Eine Europäische Grenz-Groteske oder Gulasch ist auch bloss eine Suppe!

von den Brüdern Presnjakow aus dem Russischen von Olga Radetzkaja

Inszenierung: Jens Poth, Ausstattung: Nora Johanna Gromer, Musik: Wendelin Hejny, Dramaturgie: Meike Sasse
Mit: Patrick O. Beck , Gunnar Blume, Andine Pfrepper, Susanne Berckhemer, Silke Heise, Michael Heuberger

Premiere am 25. September 2016, Theater am Haidplatz, Theater Regensburg

Worum gehts?

Mozart wird an einer ungarischen Tankstelle an der Grenze zu Österreich von einem Polizisten aufgehalten. Der trägt ein Halfter, hält es aber für ein Holster und hofft beim Musiker „Hachiiiich“ zu finden. Mozart hat zwar Stoff dabei, den schwatzt ihm aber ein manisches Hello-Kitty-Mädel ab.
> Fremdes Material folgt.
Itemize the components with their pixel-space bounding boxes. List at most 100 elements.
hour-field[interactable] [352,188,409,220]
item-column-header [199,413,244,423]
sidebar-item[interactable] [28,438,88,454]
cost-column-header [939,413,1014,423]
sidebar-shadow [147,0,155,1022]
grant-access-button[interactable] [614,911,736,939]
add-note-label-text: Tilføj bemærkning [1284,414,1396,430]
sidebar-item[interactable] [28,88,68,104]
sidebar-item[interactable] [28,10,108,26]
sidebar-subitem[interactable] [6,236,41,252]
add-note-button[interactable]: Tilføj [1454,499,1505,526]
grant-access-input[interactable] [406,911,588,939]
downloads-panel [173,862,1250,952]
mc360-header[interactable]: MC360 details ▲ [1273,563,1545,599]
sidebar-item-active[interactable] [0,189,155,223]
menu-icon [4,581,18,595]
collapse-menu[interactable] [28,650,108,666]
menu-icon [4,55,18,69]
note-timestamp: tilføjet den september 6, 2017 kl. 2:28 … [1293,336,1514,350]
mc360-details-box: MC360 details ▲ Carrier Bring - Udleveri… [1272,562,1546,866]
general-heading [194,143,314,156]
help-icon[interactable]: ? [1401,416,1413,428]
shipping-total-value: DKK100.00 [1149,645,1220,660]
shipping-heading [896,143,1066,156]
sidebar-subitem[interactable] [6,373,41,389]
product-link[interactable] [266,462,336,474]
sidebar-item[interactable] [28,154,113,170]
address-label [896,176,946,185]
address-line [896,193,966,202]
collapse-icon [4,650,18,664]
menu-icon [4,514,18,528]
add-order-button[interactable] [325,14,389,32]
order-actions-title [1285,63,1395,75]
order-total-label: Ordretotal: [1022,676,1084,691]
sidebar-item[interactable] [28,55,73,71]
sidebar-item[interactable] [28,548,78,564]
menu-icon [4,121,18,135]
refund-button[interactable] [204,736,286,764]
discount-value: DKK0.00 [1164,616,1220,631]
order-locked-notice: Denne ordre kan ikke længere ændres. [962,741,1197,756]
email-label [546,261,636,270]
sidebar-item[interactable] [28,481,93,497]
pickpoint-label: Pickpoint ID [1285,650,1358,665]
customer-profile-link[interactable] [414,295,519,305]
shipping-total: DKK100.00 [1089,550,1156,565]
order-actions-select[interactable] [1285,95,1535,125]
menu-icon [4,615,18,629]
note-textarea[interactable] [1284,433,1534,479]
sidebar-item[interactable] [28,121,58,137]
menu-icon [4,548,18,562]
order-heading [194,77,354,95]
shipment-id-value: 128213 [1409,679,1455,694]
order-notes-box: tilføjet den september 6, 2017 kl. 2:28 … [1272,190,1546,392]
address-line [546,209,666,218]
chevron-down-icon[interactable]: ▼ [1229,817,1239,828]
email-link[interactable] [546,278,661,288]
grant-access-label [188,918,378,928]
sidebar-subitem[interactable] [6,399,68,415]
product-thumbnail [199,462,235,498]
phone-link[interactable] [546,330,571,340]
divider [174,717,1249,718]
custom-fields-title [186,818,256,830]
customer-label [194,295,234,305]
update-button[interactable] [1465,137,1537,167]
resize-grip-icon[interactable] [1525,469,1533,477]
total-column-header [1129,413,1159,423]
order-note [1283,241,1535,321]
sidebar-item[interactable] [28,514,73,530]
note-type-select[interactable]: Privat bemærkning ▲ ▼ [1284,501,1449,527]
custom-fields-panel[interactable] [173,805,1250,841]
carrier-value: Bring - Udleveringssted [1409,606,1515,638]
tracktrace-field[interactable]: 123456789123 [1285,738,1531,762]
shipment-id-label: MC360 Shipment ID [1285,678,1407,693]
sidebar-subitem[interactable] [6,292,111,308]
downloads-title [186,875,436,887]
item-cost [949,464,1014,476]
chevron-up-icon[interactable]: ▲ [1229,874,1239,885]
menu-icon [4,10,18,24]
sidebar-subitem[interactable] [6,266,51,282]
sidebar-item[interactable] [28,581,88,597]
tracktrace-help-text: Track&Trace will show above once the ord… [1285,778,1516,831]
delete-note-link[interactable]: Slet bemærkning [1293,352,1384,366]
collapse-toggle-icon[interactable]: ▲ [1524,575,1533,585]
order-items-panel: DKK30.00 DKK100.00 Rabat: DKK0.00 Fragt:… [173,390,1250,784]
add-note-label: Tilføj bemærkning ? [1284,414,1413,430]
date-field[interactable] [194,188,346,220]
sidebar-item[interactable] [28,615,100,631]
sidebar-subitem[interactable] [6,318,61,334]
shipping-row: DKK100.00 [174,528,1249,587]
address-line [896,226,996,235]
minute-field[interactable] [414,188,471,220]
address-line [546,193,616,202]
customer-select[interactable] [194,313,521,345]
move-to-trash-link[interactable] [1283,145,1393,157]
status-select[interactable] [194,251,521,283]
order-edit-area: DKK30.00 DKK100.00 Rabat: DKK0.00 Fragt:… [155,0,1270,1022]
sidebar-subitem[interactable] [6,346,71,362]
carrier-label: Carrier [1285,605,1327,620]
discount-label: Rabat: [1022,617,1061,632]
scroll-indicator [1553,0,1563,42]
Eine Pastorengattin trägt unterm Mantel Bikini und kostet Weltsuppe, die irgendwas mit dem polizeilichen Rektalexamen bei Amadeus zu tun hat, aber nicht mit dem Züricher Sperma-Topping zu vergleichen ist. Moschi würde gern im Toyota vögeln, erschießt aber versehentlich einen Greif mit einem Mikrofon. Schwalbenester-süß-sauer gibt’s nur auf’s Haus für den, der Twister gewinnt. Keine Ahnung, was das soll? Gut, das gehört nämlich so.

Was passiert?

Eine Verwandtschaft der Coen-Brüder mit den Brüdern Presnjakow ist nicht bekannt – aber verwundern würde sie einen nicht. Die Streifen Big Lebowski oder Brother, where art thou? der Hollywoodproduzenten lassen sich vielleicht noch am ehesten mit dem vergleichen, was Regisseur Jens Poth mit Hungaricum auf die Bühne des Theaters am Haidplatz bringt. Das eineinhalbstündige Trash-Spektakel ist ein bißchen wie Kafka auf Crystal Meth („Welche Christel? Ich kenn keine Christel!“) und trägt den treffenden Untertitel „Grenz-Groteske“. Grenzen werden hier zu Hauf überschritten. Zwischen Versandkartons, Ledersofa und Klohäuschen treibt das Absurde in der herrlich abgefuckten Kulisse von Nora Johanna Gromer grelle Blüten. Es wird gelacht, geflucht, gesungen, gesoffen und vor allem gekotzt. Das sprengt mehr als einmal die Grenzen des guten Geschmacks, etwa wenn Michael Heuberger (vielen bekannt als Busfahrer Kurt aus der RVV-Werbung) in Person des perversen LKW-Fahrers Moschi ein Liedchen über spazierengehende Mösen trällert (Musik: Wendelin Hejny). Das Ensemble, eingequetscht in Gymnastikstrampler, Leoprintleggings und Nuttenstiefeln, wächst an diesem Abend über die eigenen Grenzen hinaus: Patrick O. Beck mimt im champagnerfarbenen Body den „Diskurswerfer“ und träumt mit Austria-Akzent vom Verlängerten. Andine Pfrepper jagt als Manga-Kellnerin ihrem Laptop hinterher und ist dabei so abstrus süßlich, dass es angenehm schmerzt. Silke Heise, bei der sich plötzlich ein ungeahntes humoristisches Talent zeigt, verausgabt sich am Mikro und lady-gaga-d sich mit schier greifbarer Spielfreude auf Highheels durch die Suppenküche. Susanne Berckhemer kocht als frustrierte Hausfrau an gegen Depression mit Rezepten aus „diesem Internet“. Gunnar Blume sächselt seinen Hochstapler Gyla ins berufliche Aus und metamorphisiert zu einem Greif, der am Ende quer über der Bühne hängt.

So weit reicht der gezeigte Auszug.